Pero las palabras de Francisco Silvela siguen siendo, por desgracia, de plena actualidad: «No se oye nada: no se percibe agitación en los espíritus, ni movimiento en las gentes. Los doctores de la política y los facultativos de cabecera estudiarán, sin duda, el mal: discurrirán sobre sus orígenes, su clasificación y sus remedios; pero el más ajeno a la ciencia que preste alguna atención a asuntos públicos observa este singular estado de España: dondequiera que se ponga el tacto, no se encuentra el pulso. Monárquicos, republicanos, conservadores, liberales, todos los que tengan algún interés en que este cuerpo nacional viva, es fuerza se alarmen y preocupen con tal suceso. Las turbulencias se encauzan; las rebeldías se reprimen: hasta las locuras se reducen a la razón por la pena o por el acertado régimen: pero el corazón que cesa de latir y va dejando frías e insensibles todas las regiones del cuerpo, anuncia la descomposición y la muerte al más lego. La guerra con los ingratos hijos de Cuba no movió una sola fibra del sentimiento popular».
Aparte de ser un país pasmao, otro adjetivo que nos cuadra a la
perfección es que somos un país «trapisondista». Resulta que en Asia
Menor existió realmente el imperio de Trapisonda, absorbido
posteriormente por los turcos, imperio del que don Quijote llegó a soñar
que le nombraban emperador.
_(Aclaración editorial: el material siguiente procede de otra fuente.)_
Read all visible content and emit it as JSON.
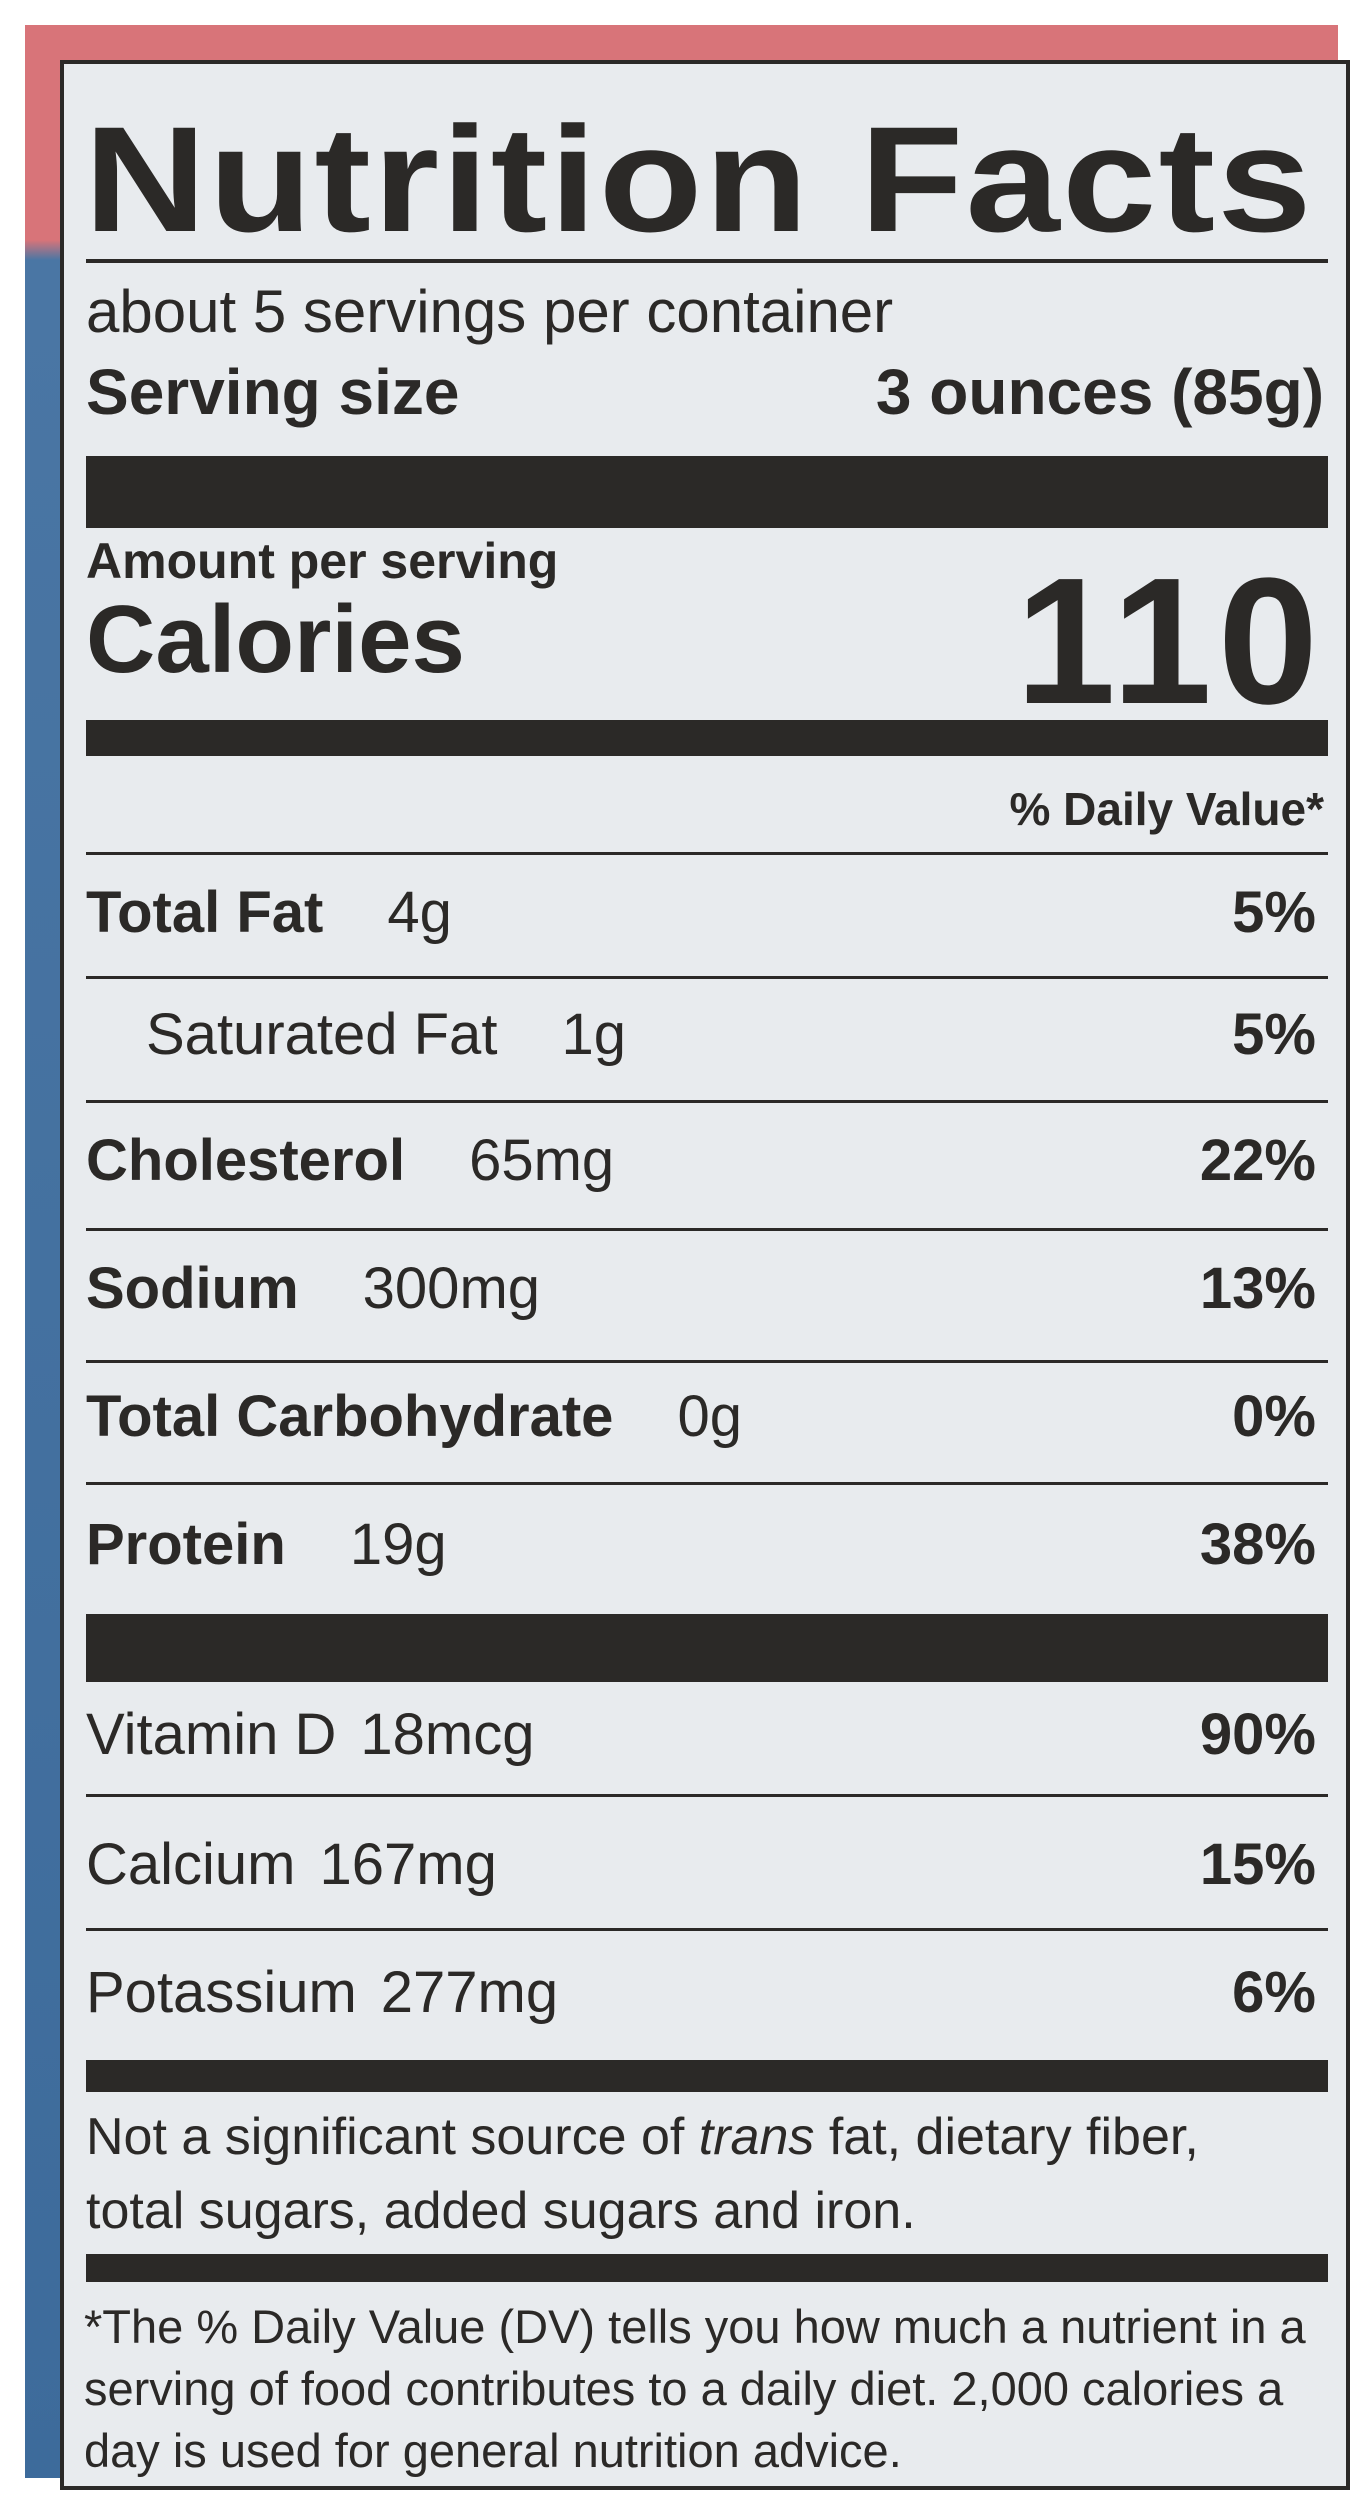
{
  "label": {
    "title": "Nutrition Facts",
    "servings_per_container": "about 5 servings per container",
    "serving_size_label": "Serving size",
    "serving_size_value": "3 ounces (85g)",
    "amount_per_serving": "Amount per serving",
    "calories_label": "Calories",
    "calories_value": "110",
    "daily_value_header": "% Daily Value*",
    "nutrients": [
      {
        "name": "Total Fat",
        "amount": "4g",
        "dv": "5%"
      },
      {
        "name": "Saturated Fat",
        "amount": "1g",
        "dv": "5%"
      },
      {
        "name": "Cholesterol",
        "amount": "65mg",
        "dv": "22%"
      },
      {
        "name": "Sodium",
        "amount": "300mg",
        "dv": "13%"
      },
      {
        "name": "Total Carbohydrate",
        "amount": "0g",
        "dv": "0%"
      },
      {
        "name": "Protein",
        "amount": "19g",
        "dv": "38%"
      }
    ],
    "vitamins": [
      {
        "name": "Vitamin D",
        "amount": "18mcg",
        "dv": "90%"
      },
      {
        "name": "Calcium",
        "amount": "167mg",
        "dv": "15%"
      },
      {
        "name": "Potassium",
        "amount": "277mg",
        "dv": "6%"
      }
    ],
    "note_part1": "Not a significant source of ",
    "note_italic": "trans",
    "note_part2": " fat, dietary fiber, total sugars, added sugars and iron.",
    "footnote": "*The % Daily Value (DV) tells you how much a nutrient in a serving of food contributes to a daily diet. 2,000 calories a day is used for general nutrition advice."
  },
  "colors": {
    "packaging_top": "#d87479",
    "packaging_bottom": "#3d6b9b",
    "label_bg": "#e8ebee",
    "ink": "#2b2927"
  }
}
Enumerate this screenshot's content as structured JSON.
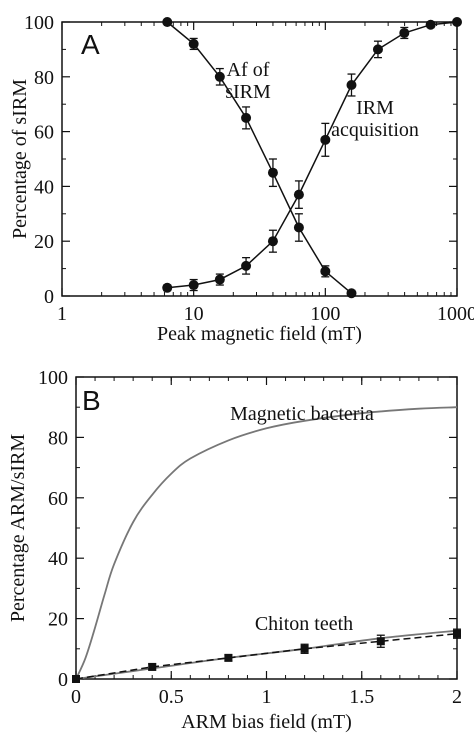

Una trapisonda es una hazaña totalmente
estéril ―una «quijotada», vamos―, y un trapisondista es alguien que
tiene la manía de enredar, que se mete en líos casi imaginados de los
que no sacan más que otros líos y problemas. Por supuesto, estamos
hablando de la quijotada de las autonomías, del laberinto del Minotauro
en que nos metió la funesta Transición, con la que quisimos cubrirnos de
gloria y cuyo resultado final ha sido, como le sucedía a los piratas de
Astérix, «cub’innos e idículo».
Y
hay una tercera causa que el hecho de España un país pasmao, algo mucho
peor que la cobardía y la indiferencia: la complicidad. Desde este
punto de vista, la crisis catalana ha sido posible porque todos nuestros
políticos de la «democracia», sin distinción, se han conjurado para
llevarla a cabo, pues están de acuerdo con ella, siguiendo los dictados
de quienes ya saben: Bilderberg y los clanes mundialistas, a los cuales
se han sometido la inmensa mayoría de los políticos más relevantes de
nuestra «democracia».
Les vencimos ignominiosamente con el franquismo, pero ahora se las
pagaremos todas juntas. Para eso capitanearon la Transición, para
destruir al único país que les había derrotado, derribando de paso en
nuestros solares la antaño inconmovible columna de la fe católica: Alea
jacta est. Es decir: la suerte está echada.